Gold is a refuge in times of economic uncertainty. Given the current price levels, analysts seem torn between the metal's prospects and the anticipated price moderation in days to come.

A rising disposable income for the middle class, particularly in India, and its affinity with gold jewellery, are signs that the metal's demand is rising.

"Gold has missed the growth line of other metals like copper and aluminium, simply because its demand has gone up in developing countries. But with the pace of prosperity in these countries, where gold consumption is in the form of jewellery, it's good news for the metal," said a trader.

Countries, including Russia, have joined the US in looking at gold as a way to hold their national reserves. This results in additional demands for the metal.

But gold supply is likely to remain low for now, due to a fall in production in existing mines and the shortage of permits for new mines.

Indian gold traders have had to experience restraints because of a bullish sentiment due to rupee appreciation. Currently, the gold price of Rs 9,420 per 10 gram is comparable with the international gold price of $650 an ounce (1 ounce = 28.35 gm) a month ago.

The rupee has appreciated about 5 per cent against the dollar in the last one month. And rising gold prices have only brought down the exporter's income.

According to GFMS, a London-based precious metals research major, global gold production is likely to rise moderately by 2 per cent to 2,500 tonnes in 2007, despite the commissioning of new mines, capacity ramp-up in the existing ones and lower production cuts, factors that dampened gold output last year too.

Global gold production posted a substantial 79-tonne decline in 2006, leaving the output at a 10-year low. China recorded a robust 8 per cent increase in year-on-year output, even as the Asian output declined the most, falling by 46 tonnes, compared with relatively modest losses in North America and Africa, where output declined by 26 tonnes and 17 tonnes, respectively.

Snippets

Boon for banks

The occasion of Akshaya Tritiya brought three cheers for gold sellers. ICICI Bank managed good sales volume of rangolis, torans and kalashes (specialised gold jewellery), while Unit Trust of India picked the day to launch its gold coin retailing business.

HDFC Bank and Kotak Mahindra Bank recorded good gold coin sales on Akshaya Tritiya. The banks, reportedly, were able to achieve their targets.

With a series of incentives, HDFC Bank, with just about a year's experience in gold coin sales, caught customers' attention with its initiatives.
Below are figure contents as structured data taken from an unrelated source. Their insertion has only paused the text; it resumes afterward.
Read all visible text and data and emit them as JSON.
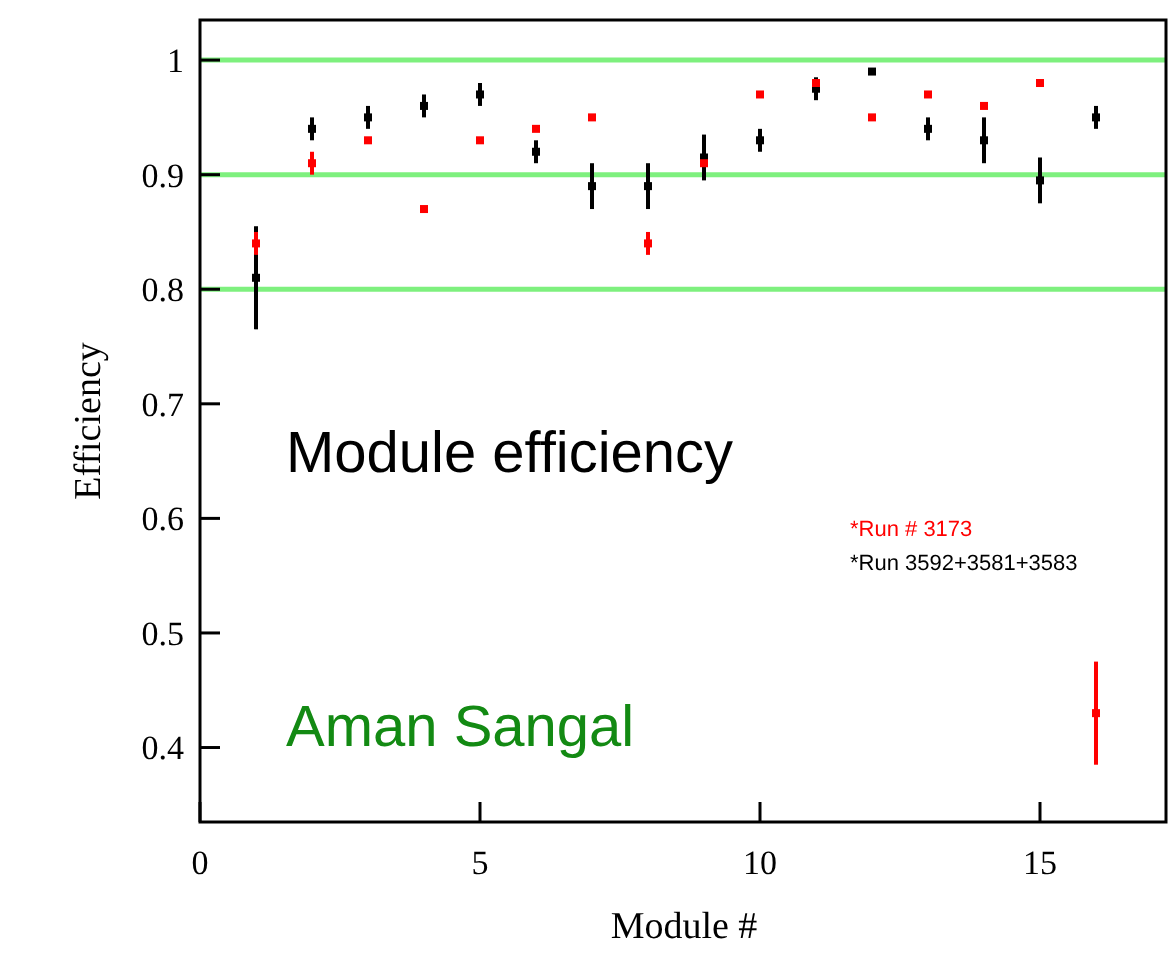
{
  "chart_data": {
    "type": "scatter",
    "xlabel": "Module #",
    "ylabel": "Efficiency",
    "x": [
      1,
      2,
      3,
      4,
      5,
      6,
      7,
      8,
      9,
      10,
      11,
      12,
      13,
      14,
      15,
      16
    ],
    "series": [
      {
        "name": "*Run # 3173",
        "color": "#ff0000",
        "values": [
          0.84,
          0.91,
          0.93,
          0.87,
          0.93,
          0.94,
          0.95,
          0.84,
          0.91,
          0.97,
          0.98,
          0.95,
          0.97,
          0.96,
          0.98,
          0.43
        ],
        "errors": [
          0.01,
          0.01,
          null,
          null,
          null,
          null,
          null,
          0.01,
          null,
          null,
          null,
          null,
          null,
          null,
          null,
          0.045
        ]
      },
      {
        "name": "*Run 3592+3581+3583",
        "color": "#000000",
        "values": [
          0.81,
          0.94,
          0.95,
          0.96,
          0.97,
          0.92,
          0.89,
          0.89,
          0.915,
          0.93,
          0.975,
          0.99,
          0.94,
          0.93,
          0.895,
          0.95
        ],
        "errors": [
          0.045,
          0.01,
          0.01,
          0.01,
          0.01,
          0.01,
          0.02,
          0.02,
          0.02,
          0.01,
          0.01,
          null,
          0.01,
          0.02,
          0.02,
          0.01
        ]
      }
    ],
    "xlim": [
      0,
      17.25
    ],
    "xticks": [
      0,
      5,
      10,
      15
    ],
    "ylim": [
      0.335,
      1.035
    ],
    "yticks": [
      0.4,
      0.5,
      0.6,
      0.7,
      0.8,
      0.9,
      1
    ],
    "ref_lines": [
      {
        "axis": "y",
        "value": 1,
        "color": "#7ef07e"
      },
      {
        "axis": "y",
        "value": 0.9,
        "color": "#7ef07e"
      },
      {
        "axis": "y",
        "value": 0.8,
        "color": "#7ef07e"
      }
    ],
    "annotations": [
      "Module efficiency",
      "Aman Sangal"
    ],
    "legend": "right",
    "marker": "square",
    "grid": false
  }
}
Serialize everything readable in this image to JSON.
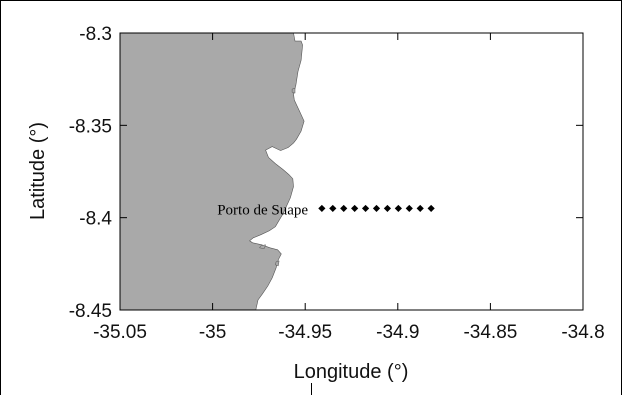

According to HDFC Bank's Executive Vice-President Chitra Pandeya, the bank introduced a new set of coins - weighing 2.5 gm and 20 gm, respectively - for all classes of investors. The bank also added new branches to take the grand total to 500 across the country.

However, the bank is clear that one-gram gold coins do not find favour with it unless the coins are ordered in bulk, as small-denomination coins are not viable because of additional costs, in their making and handling.

HDFC Bank also introduced a credit-card payment system on gold coins, with a 2.5 per cent cash-back offer on HDFC credit card transactions.

Kotak Mahindra Bank reportedly achieved its target by selling 100 kg of gold coins during Akshaya Tritiya. The bank introduced a new range of gold coins, in 5-gm, 8-gm and 20-gm denominations.

These coins were in addition to the 50-gm and 100-gm coins available with the bank from the time Kotak Mahindra got into the business last October.

In order to promote its gold coin sales during Akshaya Tritya, the bank reached out to customers directly over the phone and offered 2-per cent discounts on gold prices across its 105 branches in the country.

The bank has set a target of 700 kg of gold sales for the year, says K V S Manian, group head, Retail Liabilities & Branch Banking.

Spot trade deferred

The Bombay Bullion Association (BBA) deferred the online gold sales it had planned to launch on April 19. Experts feel delivery issues have scuttled the BBA plans for now.

The T+2 delivery-basis system was to be launched on a BBA platform, the first of its kind in India, in technical collaboration with Financial Technologies (India). The exchange was planning to begin spot trading with 1-kg gold.

Despite the delay, a BBA member says the association will help anyone keen on trading in spot gold.